先生:今日は早いのね。学校はお休みでしょ?何かあるの?

先生:おめかししてるってことは…もしかしてデートかしら?

 

五十鈴:デッ!?ただご飯食べに行くだけだから!デートとかそんなんじゃないし!

 

先生:あら、やけに早口ね?

 

五十鈴:もういいでしょ!!行ってきます!

 

先生:うふふ、行ってらっしゃい。

先生:そう…。あの子ももうそんな年頃なのね。私が歳をとるわけだわ。

 

* * *

 

五十鈴:内海おまたせ

 

内海:走ってきた?まだ時間あるし大丈夫だったのに

 

五十鈴:待たせるのも悪いしさぁ。この店ちょうど行きたかったしラッキーだった。ありがとね

 

内海:こっちこそサンキュな。気軽に誘えるの鈴くらいじゃん?

 

五十鈴:まさかまだ友達作れてないわけ?あんたもう2年だよね?

 

内海:うっせ。そだ、飲み物カフェオレで良かったよな

 

五十鈴:うん。私がカフェオレ好きなの覚えてたんだ

 

内海:お前ずっと買ってたじゃんカフェオレ。よく亮先輩にも奢ってもらってたろ 

 

五十鈴:あぁ、そだね。うん…

 

内海:あ?どした鈴

 

五十鈴:なんでもない。それで何?話って 

 

内海:ああそれがさ…、話ってその亮先輩のことなんだよ

 

五十鈴:亮先輩のこと?

 

内海:そう。違う大学行ったの鈴だけじゃん?だから知らねぇと思うんだけどさ…今、亮先輩行方不明らしいんだよ。

 

五十鈴:亮先輩が?!?!???!!

 

内海:うわびっくりした。

 

五十鈴:驚くでしょ!?行方不明って…、なんで教えてくんなかったの!?

 

内海:今教えたじゃん…。
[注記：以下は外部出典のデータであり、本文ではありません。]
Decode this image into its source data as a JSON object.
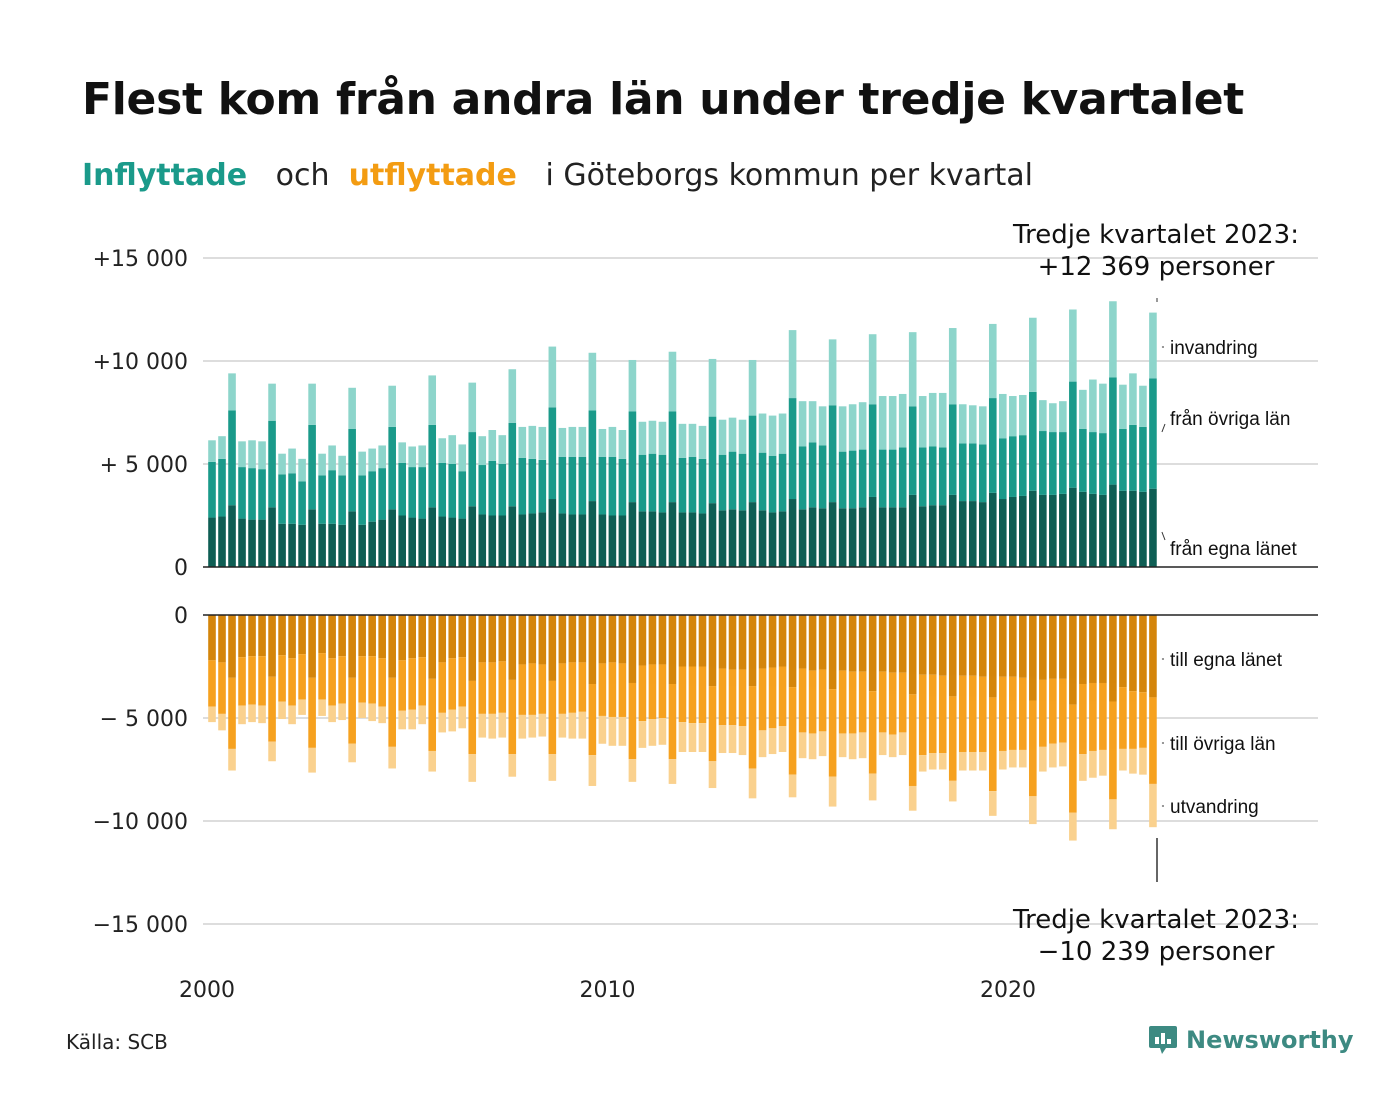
{
  "title": "Flest kom från andra län under tredje kvartalet",
  "subtitle": {
    "in_word": "Inflyttade",
    "and_word": "och",
    "out_word": "utflyttade",
    "rest": "i Göteborgs kommun per kvartal"
  },
  "colors": {
    "in_own": "#0e5e54",
    "in_other": "#1a9a8a",
    "in_imm": "#8dd5cb",
    "out_own": "#d4850b",
    "out_other": "#f6a11f",
    "out_emi": "#fad18e"
  },
  "annotation_top": {
    "line1": "Tredje kvartalet 2023:",
    "line2": "+12 369 personer"
  },
  "annotation_bottom": {
    "line1": "Tredje kvartalet 2023:",
    "line2": "−10 239 personer"
  },
  "source": "Källa: SCB",
  "brand": {
    "name": "Newsworthy",
    "icon": "newsworthy-logo-icon"
  },
  "chart_data": {
    "type": "bar",
    "stacked": true,
    "diverging": true,
    "x_start": "2000 Q1",
    "x_end": "2023 Q3",
    "x_tick_values": [
      2000,
      2010,
      2020
    ],
    "x_tick_labels": [
      "2000",
      "2010",
      "2020"
    ],
    "ylim_in": [
      0,
      15000
    ],
    "ylim_out": [
      -15000,
      0
    ],
    "y_ticks_in": [
      0,
      5000,
      10000,
      15000
    ],
    "y_tick_labels_in": [
      "0",
      "+ 5 000",
      "+10 000",
      "+15 000"
    ],
    "y_ticks_out": [
      0,
      -5000,
      -10000,
      -15000
    ],
    "y_tick_labels_out": [
      "0",
      "− 5 000",
      "−10 000",
      "−15 000"
    ],
    "grid": true,
    "series_in": [
      {
        "name": "från egna länet",
        "values": [
          2400,
          2450,
          3000,
          2350,
          2300,
          2300,
          2900,
          2100,
          2100,
          2050,
          2800,
          2100,
          2100,
          2050,
          2700,
          2050,
          2200,
          2300,
          2800,
          2500,
          2400,
          2350,
          2900,
          2450,
          2400,
          2350,
          2950,
          2550,
          2500,
          2500,
          2950,
          2550,
          2600,
          2650,
          3300,
          2600,
          2550,
          2550,
          3200,
          2550,
          2500,
          2500,
          3150,
          2700,
          2700,
          2650,
          3150,
          2650,
          2650,
          2600,
          3100,
          2750,
          2800,
          2750,
          3150,
          2750,
          2650,
          2700,
          3300,
          2800,
          2900,
          2850,
          3150,
          2850,
          2850,
          2900,
          3400,
          2900,
          2900,
          2900,
          3500,
          2950,
          3000,
          3000,
          3500,
          3200,
          3200,
          3150,
          3600,
          3300,
          3400,
          3450,
          3700,
          3500,
          3500,
          3550,
          3850,
          3650,
          3550,
          3500,
          4000,
          3700,
          3700,
          3650,
          3800
        ]
      },
      {
        "name": "från övriga län",
        "values": [
          2700,
          2800,
          4600,
          2500,
          2500,
          2450,
          4200,
          2400,
          2450,
          2100,
          4100,
          2350,
          2600,
          2400,
          4000,
          2400,
          2450,
          2500,
          4000,
          2550,
          2450,
          2500,
          4000,
          2600,
          2600,
          2300,
          3600,
          2400,
          2650,
          2500,
          4050,
          2750,
          2650,
          2550,
          4450,
          2750,
          2800,
          2800,
          4400,
          2800,
          2850,
          2750,
          4400,
          2750,
          2800,
          2800,
          4400,
          2650,
          2700,
          2650,
          4200,
          2700,
          2800,
          2750,
          4200,
          2800,
          2750,
          2800,
          4900,
          3050,
          3150,
          3050,
          4700,
          2750,
          2800,
          2800,
          4500,
          2800,
          2800,
          2900,
          4300,
          2850,
          2850,
          2800,
          4400,
          2800,
          2800,
          2800,
          4600,
          2950,
          2950,
          2950,
          4800,
          3100,
          3050,
          3000,
          5150,
          3050,
          3000,
          3000,
          5200,
          3000,
          3200,
          3150,
          5350
        ]
      },
      {
        "name": "invandring",
        "values": [
          1050,
          1100,
          1800,
          1250,
          1350,
          1350,
          1800,
          1000,
          1200,
          1100,
          2000,
          1050,
          1200,
          950,
          2000,
          1150,
          1100,
          1100,
          2000,
          1000,
          1000,
          1050,
          2400,
          1200,
          1400,
          1300,
          2400,
          1400,
          1500,
          1400,
          2600,
          1500,
          1600,
          1600,
          2950,
          1400,
          1450,
          1450,
          2800,
          1350,
          1450,
          1400,
          2500,
          1600,
          1600,
          1600,
          2900,
          1650,
          1600,
          1600,
          2800,
          1700,
          1650,
          1650,
          2700,
          1900,
          1950,
          1950,
          3300,
          2200,
          2000,
          1900,
          3200,
          2200,
          2250,
          2300,
          3400,
          2600,
          2600,
          2600,
          3600,
          2500,
          2600,
          2650,
          3700,
          1900,
          1850,
          1850,
          3600,
          2150,
          1950,
          1950,
          3600,
          1500,
          1400,
          1500,
          3500,
          1900,
          2550,
          2400,
          3700,
          2150,
          2500,
          2000,
          3200
        ]
      },
      {
        "name": "out_own",
        "values": [
          2200,
          2300,
          3050,
          2050,
          2000,
          2000,
          3000,
          1950,
          2100,
          1900,
          3050,
          1850,
          2100,
          2000,
          3050,
          2000,
          2000,
          2100,
          3050,
          2200,
          2100,
          2050,
          3100,
          2300,
          2100,
          2050,
          3200,
          2300,
          2300,
          2250,
          3150,
          2400,
          2350,
          2400,
          3200,
          2350,
          2300,
          2300,
          3350,
          2350,
          2300,
          2350,
          3300,
          2450,
          2400,
          2400,
          3350,
          2500,
          2500,
          2500,
          3450,
          2600,
          2650,
          2650,
          3450,
          2600,
          2550,
          2500,
          3500,
          2600,
          2700,
          2650,
          3600,
          2700,
          2750,
          2750,
          3700,
          2750,
          2800,
          2800,
          3850,
          2900,
          2900,
          2950,
          3950,
          2950,
          2950,
          3000,
          4000,
          3000,
          3000,
          3050,
          4150,
          3150,
          3100,
          3100,
          4350,
          3350,
          3300,
          3300,
          4200,
          3500,
          3700,
          3750,
          4000
        ]
      },
      {
        "name": "out_other",
        "values": [
          2250,
          2500,
          3450,
          2350,
          2350,
          2400,
          3150,
          2250,
          2300,
          2200,
          3400,
          2250,
          2300,
          2300,
          3200,
          2250,
          2300,
          2350,
          3350,
          2450,
          2500,
          2350,
          3500,
          2450,
          2500,
          2400,
          3550,
          2500,
          2500,
          2500,
          3600,
          2450,
          2500,
          2400,
          3550,
          2450,
          2450,
          2400,
          3450,
          2550,
          2650,
          2600,
          3700,
          2700,
          2650,
          2600,
          3650,
          2700,
          2750,
          2750,
          3650,
          2750,
          2700,
          2750,
          4000,
          3000,
          2950,
          2900,
          4250,
          3100,
          3050,
          3000,
          4250,
          3050,
          3000,
          2950,
          4000,
          2950,
          3000,
          2900,
          4450,
          3900,
          3800,
          3750,
          4100,
          3700,
          3700,
          3650,
          4550,
          3600,
          3550,
          3500,
          4650,
          3250,
          3150,
          3100,
          5250,
          3400,
          3300,
          3250,
          4750,
          3000,
          2800,
          2700,
          4200
        ]
      },
      {
        "name": "out_emi",
        "values": [
          750,
          800,
          1050,
          900,
          850,
          850,
          950,
          850,
          900,
          750,
          1200,
          800,
          800,
          800,
          900,
          750,
          850,
          800,
          1050,
          900,
          950,
          900,
          1000,
          950,
          1050,
          1050,
          1350,
          1150,
          1200,
          1200,
          1100,
          1150,
          1100,
          1100,
          1300,
          1150,
          1250,
          1300,
          1500,
          1350,
          1400,
          1400,
          1100,
          1300,
          1300,
          1300,
          1200,
          1450,
          1400,
          1400,
          1300,
          1350,
          1350,
          1400,
          1450,
          1300,
          1250,
          1250,
          1100,
          1250,
          1250,
          1200,
          1450,
          1150,
          1250,
          1250,
          1300,
          1100,
          1100,
          1100,
          1200,
          800,
          800,
          800,
          1000,
          900,
          900,
          900,
          1200,
          900,
          850,
          850,
          1350,
          1200,
          1150,
          1150,
          1350,
          1300,
          1300,
          1250,
          1450,
          1050,
          1200,
          1300,
          2100
        ]
      }
    ],
    "legend_in": [
      "invandring",
      "från övriga län",
      "från egna länet"
    ],
    "legend_out": [
      "till egna länet",
      "till övriga län",
      "utvandring"
    ]
  }
}
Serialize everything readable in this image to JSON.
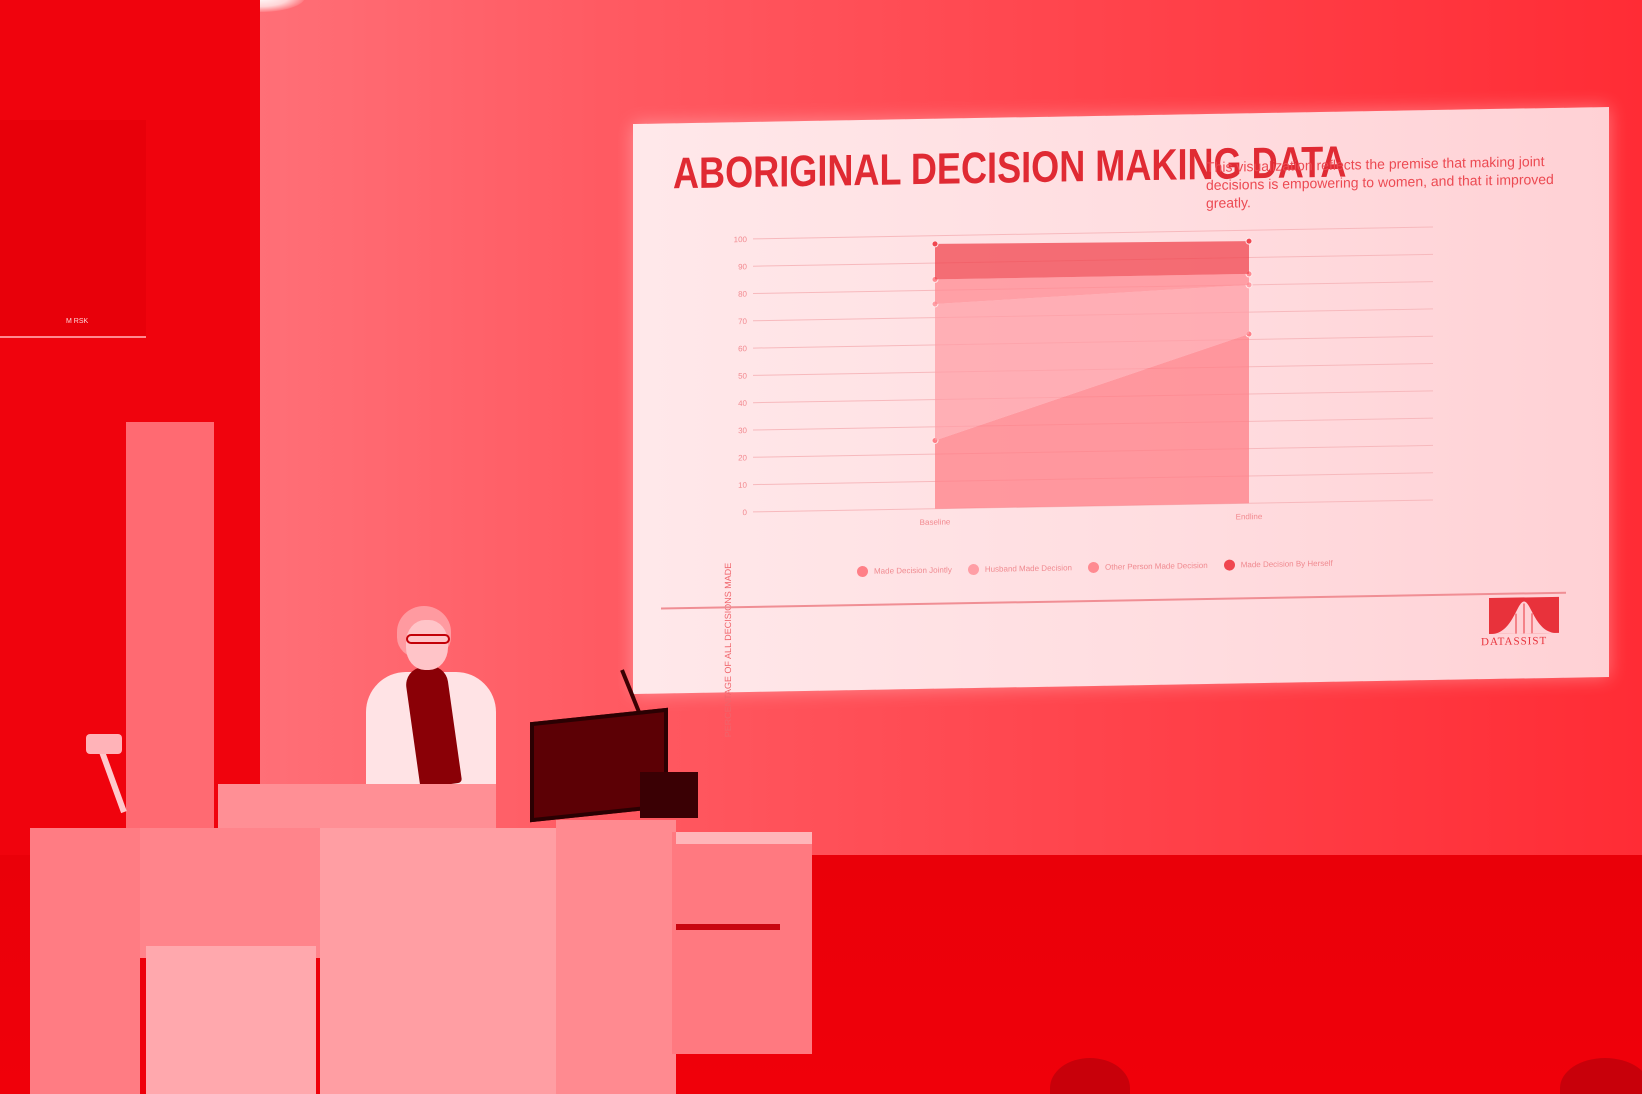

それに、詳しいことは俺もよくわかんなくて。

 

五十鈴:無能、ポンコツ!亮先輩のこと心配じゃないの!?

 

内海:俺だって心配だよ。それに、どうしても気になることがあるから鈴を呼んだ

 

内海:鈴、七五三掛夏海(しめかけなつみ)って、覚えてるか?

 

五十鈴:夏海?覚えてるに決まってるじゃん。ついこないだまで一緒の高校だったんだから。それにその、亮先輩といい感じだったし…

 

内海:……なんか、ごめん?

 

五十鈴:なんで疑問なのよ。終わったことなんだしもういいけどさ。

五十鈴:で?夏海がどうかしたの?

 

内海:いや、まだ連絡取り合ってんのかなって思って。七五三掛だけ進路分かんなかったし。

 

五十鈴:………

 

内海:五十鈴?

 

五十鈴:取り合ってない。卒業式に喧嘩しちゃったもん 

 

内海:なんだよそれ

 

五十鈴:女の子には色々あるの!内海には分かんないよ!

 

内海:んなこといわれても…。

 

五十鈴:そもそも、なんで夏海が出てくるの?大学だって違うんでしょ?

 

内海:いや、それがさ……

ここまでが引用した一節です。